Nawu Sendang Seliran, Tradisi Sambut Ramadan di Yogyakarta

Kirab merupakan salah satu prosesi tradisi Nawu Sendang Seliran. (foto: Perpustakaan Kotagede)
FAKTA.COM, Jakarta – Indonesia merupakan negeri yang kaya akan tradisi. Setiap daerah dari Sabang sampai Merauke memiliki ciri khas tradisi tersendiri, seperti menyambut bulan Ramadan.
Salah satunya adalah tradisi Nawu Sendang Seliran. Tradisi itu merupakan peninggalan Kerajaan Mataram Islam.

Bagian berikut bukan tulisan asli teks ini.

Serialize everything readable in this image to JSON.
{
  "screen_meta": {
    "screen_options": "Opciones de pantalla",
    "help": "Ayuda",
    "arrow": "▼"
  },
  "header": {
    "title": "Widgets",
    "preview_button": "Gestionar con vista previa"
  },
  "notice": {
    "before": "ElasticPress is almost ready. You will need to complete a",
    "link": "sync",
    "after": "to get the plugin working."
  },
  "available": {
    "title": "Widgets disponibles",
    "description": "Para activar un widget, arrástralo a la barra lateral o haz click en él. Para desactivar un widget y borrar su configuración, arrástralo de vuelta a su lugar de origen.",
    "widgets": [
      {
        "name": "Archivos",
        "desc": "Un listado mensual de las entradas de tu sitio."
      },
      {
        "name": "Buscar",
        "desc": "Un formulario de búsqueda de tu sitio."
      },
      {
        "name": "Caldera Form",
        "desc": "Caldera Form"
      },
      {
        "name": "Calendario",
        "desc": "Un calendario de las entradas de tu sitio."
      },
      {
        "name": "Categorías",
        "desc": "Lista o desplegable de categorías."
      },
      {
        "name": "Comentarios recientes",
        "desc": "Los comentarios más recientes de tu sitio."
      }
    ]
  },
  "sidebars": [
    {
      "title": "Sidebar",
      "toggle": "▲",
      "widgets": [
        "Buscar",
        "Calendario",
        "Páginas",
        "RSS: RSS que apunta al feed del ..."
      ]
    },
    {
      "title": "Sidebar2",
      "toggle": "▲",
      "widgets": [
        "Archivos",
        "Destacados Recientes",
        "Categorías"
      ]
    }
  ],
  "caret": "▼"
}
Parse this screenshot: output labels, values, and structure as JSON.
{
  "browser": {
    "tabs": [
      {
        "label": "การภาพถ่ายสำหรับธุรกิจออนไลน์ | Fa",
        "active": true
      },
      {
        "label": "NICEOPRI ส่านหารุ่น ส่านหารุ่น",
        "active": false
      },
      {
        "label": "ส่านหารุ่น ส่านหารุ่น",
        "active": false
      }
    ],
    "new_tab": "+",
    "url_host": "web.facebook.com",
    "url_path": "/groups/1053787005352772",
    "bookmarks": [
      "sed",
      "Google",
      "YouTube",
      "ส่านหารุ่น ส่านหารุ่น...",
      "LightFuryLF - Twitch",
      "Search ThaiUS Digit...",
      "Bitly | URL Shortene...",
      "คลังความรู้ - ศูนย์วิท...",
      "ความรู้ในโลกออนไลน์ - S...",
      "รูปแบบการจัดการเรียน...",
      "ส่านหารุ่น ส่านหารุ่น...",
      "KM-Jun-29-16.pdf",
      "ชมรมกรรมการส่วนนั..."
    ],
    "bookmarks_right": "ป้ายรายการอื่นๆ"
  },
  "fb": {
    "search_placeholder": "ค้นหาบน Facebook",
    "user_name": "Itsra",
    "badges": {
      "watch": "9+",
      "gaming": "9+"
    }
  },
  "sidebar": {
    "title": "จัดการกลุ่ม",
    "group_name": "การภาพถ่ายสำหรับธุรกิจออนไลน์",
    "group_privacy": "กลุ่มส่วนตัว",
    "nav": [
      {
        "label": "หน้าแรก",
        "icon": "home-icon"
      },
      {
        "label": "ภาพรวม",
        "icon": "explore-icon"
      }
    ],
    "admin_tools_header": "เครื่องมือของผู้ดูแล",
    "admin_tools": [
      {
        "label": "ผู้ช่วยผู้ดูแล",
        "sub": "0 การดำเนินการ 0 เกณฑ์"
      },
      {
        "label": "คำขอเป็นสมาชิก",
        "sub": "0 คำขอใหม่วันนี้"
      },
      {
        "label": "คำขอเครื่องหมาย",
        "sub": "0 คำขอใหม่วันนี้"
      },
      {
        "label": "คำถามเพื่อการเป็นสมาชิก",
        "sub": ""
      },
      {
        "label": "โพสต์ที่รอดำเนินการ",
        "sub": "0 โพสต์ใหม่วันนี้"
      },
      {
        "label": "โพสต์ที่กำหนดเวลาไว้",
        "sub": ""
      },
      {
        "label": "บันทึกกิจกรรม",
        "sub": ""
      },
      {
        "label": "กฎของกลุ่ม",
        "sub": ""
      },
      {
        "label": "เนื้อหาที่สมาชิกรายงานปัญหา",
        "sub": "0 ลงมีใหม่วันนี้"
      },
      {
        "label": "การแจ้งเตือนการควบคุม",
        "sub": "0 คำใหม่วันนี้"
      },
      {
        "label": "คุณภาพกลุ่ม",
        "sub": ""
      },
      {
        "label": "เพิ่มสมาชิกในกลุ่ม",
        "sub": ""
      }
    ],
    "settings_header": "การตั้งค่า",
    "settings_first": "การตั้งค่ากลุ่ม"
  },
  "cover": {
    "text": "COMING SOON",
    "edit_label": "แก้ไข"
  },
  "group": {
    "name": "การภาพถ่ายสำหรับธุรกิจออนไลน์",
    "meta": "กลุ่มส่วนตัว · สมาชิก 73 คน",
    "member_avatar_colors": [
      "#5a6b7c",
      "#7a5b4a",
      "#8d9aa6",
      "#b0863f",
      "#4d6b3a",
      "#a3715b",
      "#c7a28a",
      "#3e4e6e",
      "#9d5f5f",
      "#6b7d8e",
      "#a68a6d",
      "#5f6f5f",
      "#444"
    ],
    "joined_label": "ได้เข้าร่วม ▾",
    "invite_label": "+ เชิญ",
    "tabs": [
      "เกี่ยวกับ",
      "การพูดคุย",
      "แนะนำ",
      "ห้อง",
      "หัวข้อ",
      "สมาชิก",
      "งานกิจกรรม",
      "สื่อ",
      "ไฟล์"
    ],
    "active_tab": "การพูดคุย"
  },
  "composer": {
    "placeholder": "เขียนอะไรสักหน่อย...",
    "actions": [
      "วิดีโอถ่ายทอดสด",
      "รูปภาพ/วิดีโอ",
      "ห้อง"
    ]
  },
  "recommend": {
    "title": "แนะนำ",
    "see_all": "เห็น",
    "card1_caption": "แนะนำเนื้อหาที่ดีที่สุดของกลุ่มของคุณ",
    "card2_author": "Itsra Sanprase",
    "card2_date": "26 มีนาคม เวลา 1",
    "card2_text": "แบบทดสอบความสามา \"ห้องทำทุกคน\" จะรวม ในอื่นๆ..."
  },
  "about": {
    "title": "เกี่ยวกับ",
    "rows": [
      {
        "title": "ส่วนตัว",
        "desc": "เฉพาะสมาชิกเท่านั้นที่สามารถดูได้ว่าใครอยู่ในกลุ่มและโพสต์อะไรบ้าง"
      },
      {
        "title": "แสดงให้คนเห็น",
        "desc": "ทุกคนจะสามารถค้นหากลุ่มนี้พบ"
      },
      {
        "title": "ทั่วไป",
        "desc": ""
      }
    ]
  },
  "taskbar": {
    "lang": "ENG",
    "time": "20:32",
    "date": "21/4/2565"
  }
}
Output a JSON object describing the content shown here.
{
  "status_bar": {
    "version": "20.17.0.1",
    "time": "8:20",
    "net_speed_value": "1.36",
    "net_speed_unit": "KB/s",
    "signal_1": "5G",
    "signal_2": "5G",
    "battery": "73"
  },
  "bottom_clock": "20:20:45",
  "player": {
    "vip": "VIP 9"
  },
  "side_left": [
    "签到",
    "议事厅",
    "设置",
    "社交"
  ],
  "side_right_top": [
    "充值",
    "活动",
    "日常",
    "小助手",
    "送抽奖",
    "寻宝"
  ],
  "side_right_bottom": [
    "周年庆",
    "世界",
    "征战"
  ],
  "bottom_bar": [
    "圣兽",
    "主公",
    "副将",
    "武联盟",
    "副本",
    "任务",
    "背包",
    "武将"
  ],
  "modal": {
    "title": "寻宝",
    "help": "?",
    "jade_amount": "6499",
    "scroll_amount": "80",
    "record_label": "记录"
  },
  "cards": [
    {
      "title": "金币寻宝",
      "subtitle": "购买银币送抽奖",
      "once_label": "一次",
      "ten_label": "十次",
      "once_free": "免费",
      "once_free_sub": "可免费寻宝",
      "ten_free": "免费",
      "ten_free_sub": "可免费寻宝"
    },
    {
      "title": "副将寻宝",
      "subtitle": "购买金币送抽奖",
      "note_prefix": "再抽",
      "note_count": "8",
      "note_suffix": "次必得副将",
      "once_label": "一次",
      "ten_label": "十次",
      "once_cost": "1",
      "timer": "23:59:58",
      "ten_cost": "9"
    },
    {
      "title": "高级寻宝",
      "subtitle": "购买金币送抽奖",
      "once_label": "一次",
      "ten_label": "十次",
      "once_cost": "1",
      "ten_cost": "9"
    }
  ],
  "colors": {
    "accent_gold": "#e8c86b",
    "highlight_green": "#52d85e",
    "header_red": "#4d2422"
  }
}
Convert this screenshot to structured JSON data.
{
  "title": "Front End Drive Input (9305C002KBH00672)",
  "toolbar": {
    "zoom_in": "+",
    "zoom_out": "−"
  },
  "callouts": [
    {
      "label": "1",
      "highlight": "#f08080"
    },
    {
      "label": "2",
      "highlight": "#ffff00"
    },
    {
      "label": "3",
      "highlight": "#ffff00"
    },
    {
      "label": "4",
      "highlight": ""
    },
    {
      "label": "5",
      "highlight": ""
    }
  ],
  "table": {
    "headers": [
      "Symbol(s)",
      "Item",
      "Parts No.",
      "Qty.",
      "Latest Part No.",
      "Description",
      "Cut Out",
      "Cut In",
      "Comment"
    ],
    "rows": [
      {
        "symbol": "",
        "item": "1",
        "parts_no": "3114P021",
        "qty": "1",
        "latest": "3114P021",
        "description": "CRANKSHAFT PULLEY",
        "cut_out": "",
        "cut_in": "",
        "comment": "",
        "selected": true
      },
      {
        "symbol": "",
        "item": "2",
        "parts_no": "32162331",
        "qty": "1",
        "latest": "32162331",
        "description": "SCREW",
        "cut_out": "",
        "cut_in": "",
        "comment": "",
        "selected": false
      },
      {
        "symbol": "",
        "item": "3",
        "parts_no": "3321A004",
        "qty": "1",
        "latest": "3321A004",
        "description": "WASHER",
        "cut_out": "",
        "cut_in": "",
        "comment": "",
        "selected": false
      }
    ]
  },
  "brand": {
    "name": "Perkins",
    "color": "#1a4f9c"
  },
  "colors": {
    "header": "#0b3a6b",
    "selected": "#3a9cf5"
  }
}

Dikutip dari budaya.jogjaprov.go.id dan artikel “Dialektika Agama dan Budaya dalam Berkah Nawu Sendang Selirang” yang tayang di Jurnal Kebudayaan Islam, pada Selasa (24/02/2025), Nawu Sendang Seliran merupakan tradisi membersihkan kolam yang berada di bekas lingkungan Kerajaan Mataram Awal di Kotagede. Setiap memasuki Minggu Wage, Bulan Rajab, pada penanggalan jawa, masyarakat secara berbondong-bondong merayakan tradisi ini. Saat memasuki bulan Ramadan, kondisi sendang sudah dalam keadaan bersih.
Biasanya tradisi Nawu Sendang Seliran dilakukan oleh para abdi dalem Keraton Kasultanan Yogyakarta dan Kasunanan Surakarta di kompleks makam raja Mataram.
Sejarah Tradisi Nawu Sendang Seliran
Sendang Seliran terdiri dari dua kolam utama, yaitu Sendang Kakung dan Sendang Putri. Menurut catatan sejarah, sendang ini dibangun oleh Panembahan Senopati, pendiri Kerajaan Mataram Islam, pada tahun 1601 Masehi.
Pembangunan sendang ini bertujuan sebagai tempat pemandian bagi keluarga kerajaan, dengan pemisahan berdasarkan jenis kelamin: Sendang Kakung untuk laki-laki dan Sendang Putri untuk perempuan. Selain fungsi utamanya, sendang ini juga memiliki nilai spiritual sebagai sumber kesucian dan kebersihan.
Tradisi Nawu Sendang Seliran biasanya dilaksanakan setiap tahun pada bulan Rajab dalam penanggalan Jawa, tepatnya pada Minggu Wage. Prosesi ini diawali dengan persiapan ubo rampe atau sesajen oleh para abdi dalem di kompleks Pasarean Mataram. Ubo rampe tersebut meliputi dua gunungan—Gunungan Kakung dan Gunungan Putri—serta replika Masjid Gede Mataram Kotagede dan perlengkapan seperti siwur untuk menguras sendang.
Keesokan hari, arak-arakan dimulai dari Balai Desa Jagalan menuju Masjid Besar Mataram Kotagede. Kirab budaya ini diikuti oleh ratusan abdi dalem dari Kasultanan Yogyakarta dan Kasunanan Surakarta, serta masyarakat setempat yang berperan sebagai prajurit atau bregodo.
Setibanya di masjid, dilakukan penyerahan simbolis siwur dari kepala desa kepada pimpinan abdi dalem juru kunci Pasarean Mataram Kotagede.
Prosesi kemudian dilanjutkan dengan pengambilan air dari sendang menggunakan siwur sebanyak tiga kali, yang kemudian dimasukkan ke dalam kendi dan dibawa dengan jodhang yang dipikul. Air ini dipercaya memiliki nilai kesucian dan keberkahan bagi masyarakat.
Perkembangan dan Pelestarian
Seiring berjalannya waktu, tradisi Nawu Sendang Seliran sempat mengalami penurunan partisipasi dan hampir terlupakan. Namun, pada tahun 2009, sekelompok masyarakat Kotagede berinisiatif untuk menghidupkan kembali tradisi ini.
Upaya pelestarian tersebut melibatkan pengemasan acara dengan konsep yang lebih menarik, termasuk pagelaran budaya dan kirab yang melibatkan berbagai elemen masyarakat. Selain sebagai bentuk pelestarian budaya, kegiatan ini juga bertujuan untuk menarik minat wisatawan dan memperkenalkan kekayaan budaya Kotagede kepada khalayak luas.